The Necessity of Beauty and The Fictions of Equality
What does it mean, today, in our #MeToo age, when all of us are supposedly equal, to declare that one is moved, almost transcendently, by beauty? Is it permissible to wax poetic about the delicious curve of a buttock, the fine-grained smoothness of a craftsman’s wooden table, the sublime power of Milton’s poetry, or the connection to some divinity one feels when one is caught in the tessellated light of a cathedral’s rose-window?
Perhaps our discomfort lies in this — beauty stands in opposition our modern notions of egalitarianism; to claim something is beautiful is, by definition, to set it above the ordinary and mundane, and in so doing to reify the claim that most people and things are ordinary and mundane. One feels put down: — “I, ordinary, I, mundane?” What greater insult could there be? “You mean to say, I’m not special; I am, despite my best efforts, not that different from other people?” Our spirit recoils at the thought.

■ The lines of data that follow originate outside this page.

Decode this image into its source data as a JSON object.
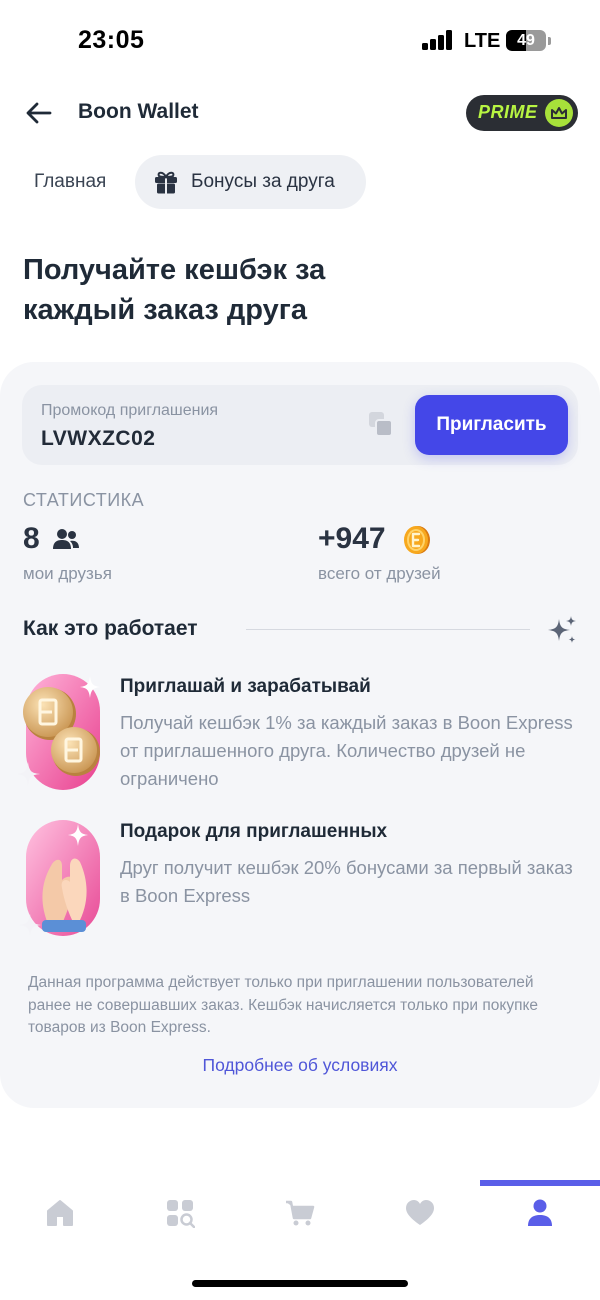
{
  "status_bar": {
    "time": "23:05",
    "network": "LTE",
    "battery": "49",
    "battery_level": 0.49
  },
  "header": {
    "title": "Boon Wallet",
    "prime_label": "PRIME"
  },
  "tabs": [
    {
      "label": "Главная",
      "active": false
    },
    {
      "label": "Бонусы за друга",
      "active": true
    }
  ],
  "headline": "Получайте кешбэк за каждый заказ друга",
  "promo": {
    "label": "Промокод приглашения",
    "code": "LVWXZC02",
    "invite_button": "Пригласить"
  },
  "stats": {
    "title": "СТАТИСТИКА",
    "friends_count": "8",
    "friends_label": "мои друзья",
    "bonus_amount": "+947",
    "bonus_label": "всего от друзей"
  },
  "how_it_works": {
    "title": "Как это работает",
    "items": [
      {
        "title": "Приглашай и зарабатывай",
        "desc": "Получай кешбэк 1% за каждый заказ в Boon Express от приглашенного друга. Количество друзей не ограничено"
      },
      {
        "title": "Подарок для приглашенных",
        "desc": "Друг получит кешбэк 20% бонусами за первый заказ в Boon Express"
      }
    ]
  },
  "disclaimer": "Данная программа действует только при приглашении пользователей ранее не совершавших заказ. Кешбэк начисляется только при покупке товаров из Boon Express.",
  "details_link": "Подробнее об условиях",
  "bottom_nav": {
    "items": [
      "home-icon",
      "catalog-search-icon",
      "cart-icon",
      "heart-icon",
      "profile-icon"
    ],
    "active_index": 4
  },
  "colors": {
    "accent": "#4447e8",
    "prime_bg": "#2b2e34",
    "prime_text": "#b8f542",
    "nav_inactive": "#c9ccd4",
    "nav_active": "#5a5ee8"
  }
}
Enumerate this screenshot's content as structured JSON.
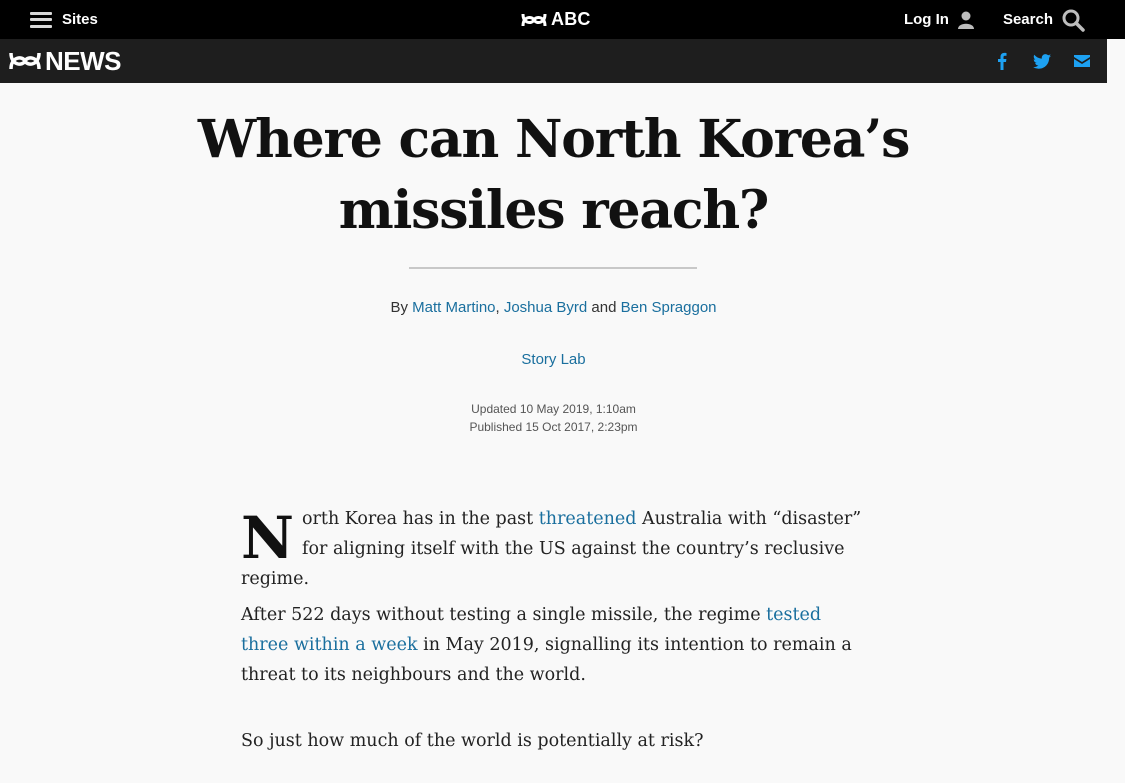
{
  "topbar": {
    "sites_label": "Sites",
    "brand_label": "ABC",
    "login_label": "Log In",
    "search_label": "Search"
  },
  "newsbar": {
    "logo_label": "NEWS",
    "share_icons": [
      "facebook-icon",
      "twitter-icon",
      "email-icon"
    ],
    "share_color": "#1da1f2"
  },
  "article": {
    "headline_line1": "Where can North Korea’s",
    "headline_line2": "missiles reach?",
    "byline": {
      "prefix": "By",
      "author1": "Matt Martino",
      "sep": ",",
      "author2": "Joshua Byrd",
      "and": "and",
      "author3": "Ben Spraggon"
    },
    "program": "Story Lab",
    "updated": "Updated 10 May 2019, 1:10am",
    "published": "Published 15 Oct 2017, 2:23pm",
    "p1": {
      "dropcap": "N",
      "text_before": "orth Korea has in the past ",
      "link": "threatened",
      "text_after": " Australia with “disaster” for aligning itself with the US against the country’s reclusive regime."
    },
    "p2": {
      "text_before": "After 522 days without testing a single missile, the regime ",
      "link": "tested three within a week",
      "text_after": " in May 2019, signalling its intention to remain a threat to its neighbours and the world."
    },
    "p3": {
      "text": "So just how much of the world is potentially at risk?"
    }
  },
  "colors": {
    "link": "#1a6f9e",
    "topbar_bg": "#000000",
    "newsbar_bg": "#1e1e1e",
    "page_bg": "#f9f9f9"
  }
}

Yet here there is also a paradox, for when it comes to the means by which we distribute institutional and economic power, we generally accept that some people and things are indeed better. We acknowledge that better students should be accepted into better universities and that we should promote better workers to upper management; few except the most strident economic egalitarians contend that it is wrong to pay some people better than others. When the question is one of utility, when some supposedly objective means of evaluation lets us quantify outcomes, we are happy to establish serrated ranks and argue that these hierarchies are just ones because they serve society.
To declare a love of beauty is to stand firmly athwart the now near universal conception in the English speaking world that “everyone is beautiful in their own way,” or as the New York Times recently put it: “The ability to say ‘I’m beautiful’ — and to really, truly believe it — may not be a fundamental right, but it, too, is revolutionary in its way, reflective of contemporary upheavals in how we perceive race, gender, sexuality, ability and size. Who gets to be beautiful now? Anyone who believes themselves to be so.” This is a form of aesthetic communism, of the redistribution of the property of beauty, to everyone. We have given up on solving economic inequality so we engage in the worst possible alternative — aesthetic egalitarianism.
Beauty, as Todd Gitlin has reminded us, has no utility. It is a telling feature of our modern culture that we countenance inequality if we think it useful, but the second we cannot find a practical use for our distinctions, we transfer all of our suppressed rage over purportedly “necessary” inequalities, to those we deem unnecessary. It is thus with beauty — possessing no utility, the hierarchies and inequalities that the love of true beauty creates are understood by many as strictly selfish. To claim something (or worse, someone) is beautiful is to be labelled elitist, egotistical or cruel.